Aadai Review - An Arrival of a Filmmaker & an Actress

PUBLISHED DATE : 20/Jul/2019

Aadai Review - An Arrival of a Filmmaker & an Actress

Aadai - An Arrival of a Filmmaker & an Actress

Suhansid Srikanth

In many ways, Rathnakumar's Aadai is more of a sister-piece to Aruvi. In the sense, how both films portray their leads and their sense of liberation.. In the sense, how both films present satirical knocks and at times, a serious punch on the facets of society.. In the sense, how they deal with the whole concept of sex, virginity or sexuality.. In how, at both the cases, the parent figures dissociate with the freaky nature their daughters are happily embracing. Perhaps, unlike Aruvi.. which was more inclusive, sparse and compassionate.. Aadai, goes a bit more mainstream with its one note direction towards talking the things the filmmaker wants to talk.

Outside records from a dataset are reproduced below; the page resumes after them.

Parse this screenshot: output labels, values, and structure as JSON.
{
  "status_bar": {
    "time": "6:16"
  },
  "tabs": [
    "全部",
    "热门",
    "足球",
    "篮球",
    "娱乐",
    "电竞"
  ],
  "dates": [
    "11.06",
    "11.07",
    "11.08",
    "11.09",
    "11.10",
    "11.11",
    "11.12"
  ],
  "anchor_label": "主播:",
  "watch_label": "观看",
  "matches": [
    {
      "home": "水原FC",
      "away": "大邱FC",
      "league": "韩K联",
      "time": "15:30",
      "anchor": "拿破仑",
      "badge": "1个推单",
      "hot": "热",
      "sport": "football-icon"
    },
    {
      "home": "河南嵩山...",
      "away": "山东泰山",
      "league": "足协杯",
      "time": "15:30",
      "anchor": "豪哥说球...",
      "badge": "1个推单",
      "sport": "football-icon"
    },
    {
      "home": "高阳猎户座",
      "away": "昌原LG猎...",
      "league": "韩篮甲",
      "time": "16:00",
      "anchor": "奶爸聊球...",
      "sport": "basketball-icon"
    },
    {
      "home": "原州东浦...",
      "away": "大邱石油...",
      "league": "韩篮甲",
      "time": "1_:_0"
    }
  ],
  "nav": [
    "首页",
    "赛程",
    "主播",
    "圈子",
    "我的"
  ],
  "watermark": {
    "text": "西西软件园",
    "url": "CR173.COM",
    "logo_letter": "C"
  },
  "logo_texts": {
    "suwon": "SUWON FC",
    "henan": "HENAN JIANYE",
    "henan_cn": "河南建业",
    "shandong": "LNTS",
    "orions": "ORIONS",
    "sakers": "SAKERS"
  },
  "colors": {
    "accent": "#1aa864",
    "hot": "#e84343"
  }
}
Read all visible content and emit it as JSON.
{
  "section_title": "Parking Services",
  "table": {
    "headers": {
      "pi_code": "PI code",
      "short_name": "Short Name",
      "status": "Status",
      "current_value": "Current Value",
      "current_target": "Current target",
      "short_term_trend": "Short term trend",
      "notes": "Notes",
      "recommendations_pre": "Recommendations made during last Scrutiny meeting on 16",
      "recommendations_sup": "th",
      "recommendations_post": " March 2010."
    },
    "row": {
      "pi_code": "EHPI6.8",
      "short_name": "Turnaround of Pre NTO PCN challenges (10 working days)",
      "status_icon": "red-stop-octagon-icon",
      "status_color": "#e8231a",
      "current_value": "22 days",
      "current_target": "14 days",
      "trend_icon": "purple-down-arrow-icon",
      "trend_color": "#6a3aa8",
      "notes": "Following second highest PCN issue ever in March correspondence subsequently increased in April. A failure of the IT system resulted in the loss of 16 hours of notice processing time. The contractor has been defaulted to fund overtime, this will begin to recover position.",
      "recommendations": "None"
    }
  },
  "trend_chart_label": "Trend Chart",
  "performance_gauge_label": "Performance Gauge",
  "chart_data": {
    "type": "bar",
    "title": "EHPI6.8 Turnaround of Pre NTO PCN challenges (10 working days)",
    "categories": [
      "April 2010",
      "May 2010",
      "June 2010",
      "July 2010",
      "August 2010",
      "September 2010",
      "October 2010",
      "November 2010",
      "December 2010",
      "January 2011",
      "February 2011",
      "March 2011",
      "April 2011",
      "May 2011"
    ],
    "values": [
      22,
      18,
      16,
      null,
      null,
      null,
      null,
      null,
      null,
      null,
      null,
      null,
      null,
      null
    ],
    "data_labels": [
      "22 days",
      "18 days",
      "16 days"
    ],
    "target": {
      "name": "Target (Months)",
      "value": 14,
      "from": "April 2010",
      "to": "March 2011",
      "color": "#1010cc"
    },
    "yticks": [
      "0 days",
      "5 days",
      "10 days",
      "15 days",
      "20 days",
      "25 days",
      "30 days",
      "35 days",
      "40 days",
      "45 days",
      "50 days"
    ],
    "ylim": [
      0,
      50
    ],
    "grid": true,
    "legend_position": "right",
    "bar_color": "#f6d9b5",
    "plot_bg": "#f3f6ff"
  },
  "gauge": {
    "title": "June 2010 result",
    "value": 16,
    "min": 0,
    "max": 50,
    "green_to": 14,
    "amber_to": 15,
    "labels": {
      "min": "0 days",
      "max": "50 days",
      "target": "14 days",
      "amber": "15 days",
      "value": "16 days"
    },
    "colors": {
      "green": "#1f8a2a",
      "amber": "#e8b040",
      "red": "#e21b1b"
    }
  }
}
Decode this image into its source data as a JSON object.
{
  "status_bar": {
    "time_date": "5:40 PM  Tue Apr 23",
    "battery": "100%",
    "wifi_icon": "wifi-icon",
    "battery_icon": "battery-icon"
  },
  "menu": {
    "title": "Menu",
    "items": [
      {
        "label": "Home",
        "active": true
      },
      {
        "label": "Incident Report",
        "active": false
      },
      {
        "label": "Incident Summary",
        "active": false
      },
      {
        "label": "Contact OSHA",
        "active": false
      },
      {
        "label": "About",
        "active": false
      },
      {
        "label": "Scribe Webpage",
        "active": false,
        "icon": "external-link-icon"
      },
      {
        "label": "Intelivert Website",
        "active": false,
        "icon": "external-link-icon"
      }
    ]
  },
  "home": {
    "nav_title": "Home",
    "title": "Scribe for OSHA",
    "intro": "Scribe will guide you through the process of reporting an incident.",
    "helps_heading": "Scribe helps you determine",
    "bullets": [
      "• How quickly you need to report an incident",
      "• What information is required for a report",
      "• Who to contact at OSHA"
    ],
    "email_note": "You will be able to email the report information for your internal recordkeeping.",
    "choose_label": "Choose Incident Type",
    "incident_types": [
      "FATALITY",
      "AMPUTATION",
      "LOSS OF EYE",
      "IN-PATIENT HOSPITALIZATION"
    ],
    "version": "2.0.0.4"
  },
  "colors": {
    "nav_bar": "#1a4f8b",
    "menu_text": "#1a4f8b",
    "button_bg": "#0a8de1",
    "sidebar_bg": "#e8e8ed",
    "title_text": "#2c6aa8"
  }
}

Aadai, to most extent.. builds up to that one life-changing adventure for Kamini. When and why it happens becomes the crux later. The film, throughout, has its women pushing the edges in every game-changing decisions of the film. Kamini robs a chance out of her friend Jenifer. Why? She wants to make her mother feel better by reading news once on prime television. Her mother, who has no idea (at least, in the sense of explaining) about feminism calls out her overtness. While, on the other hand, it is a girl again.. who proves a point to Kamini.


Kamini is certainly Amala Paul's career best performance so far. The actress has embodied the ideology Kamini believes in.. the attitude.. the gestures.. the mindset.. the emotions.. everything into a persona. Be it the violently hyper prankster or the vulnerable, not-giving-up survivor.. Amala Paul has literally mounted the film on herself. The supporting cast of Sri Ranjani, Vivek Prasanna, Sarithran, Rohit, Ramya does a great job in ensuring the coherence of the film. The comic nerve in the earlier portions is hilariously brought out by the performances.


Vijay Karthik's cinematography deserves a huge mention for how the visual abstractness intensifies the story with every passing frame. Every shot has a thing to convey. In candid early portions.. In surreal hallucinative sequences.. In claustrophobic empty building.. In a mad rain.. The visual mood keeps on adding density to the film. Despite the film having almost an hour long scenes involving nudity.. the camera artistically tries to explore the human who is thriving out there.


Shafique's editing packs the madness and sanity that the film holds in a perfect balance. Sampath's sound design adds a huge thump to the drama. Pradeep Kumar and the band Oorka, in addition to their interesting soundtrack, delivers a killer background score to the film. The thriller in the film really whales up as the score consistently psychs it in the right note.


It is definitely a heroic, pivotal moment when Kamini wears tissue papers over her and stands up as a Wonder Woman for herself. But somewhere along, we get a feel that the concept of nudity / dress in the film (or by the director) is still associated with shame. Kamini pledges to herself that she will come out of this with her dignity. She funnily tells to her stomach that she can't feed it when she is struggling to save her dignity. Towards the end, a character tells her that it is good to know that Kamini didn't go to an extent to walk nude on the roads.


Where the film really falls is when it gets into a preachy zone where you sense that the director suddenly wants to drop the storytelling and just list out all the points he want to address. The revelation towards the end is lumped with sort of two flashbacks and an aggressive monologue about the usage of cellphones, social media and selfies. And somewhere on the course of this portion, the film lacks its very point and gets into a self-centered zone. One example to point out would be how the 'Free the Nipple' movement is looked down to impactfully mention the essence of dress.


We do wish the logicistics of the lone building set-up to be bit more strong. The distractive 'male friends could have done this' sub-plot doesn't help much. And why we never see them again is not much convincing enough as a reason. I, also wonder how different a film Aadai would have been.. if the character of Kamini is doesn't antagonized much and treated as a normal woman who has to provoke her survival skills on her own. But that's a different story. As of now, it is no doubt that Rathnakumar has made one of the most promising 'second film' of Tamil Cinema.


Bottomline: Aadai, featuring Amala Paul as Kamini, is surely an audacious attempt by Rathnakumar. Despite the debatable problematic perspectives it puts forth.. as a film, it breathes a real sense of freshness and declares the arrival of a solid filmmaker and an actress.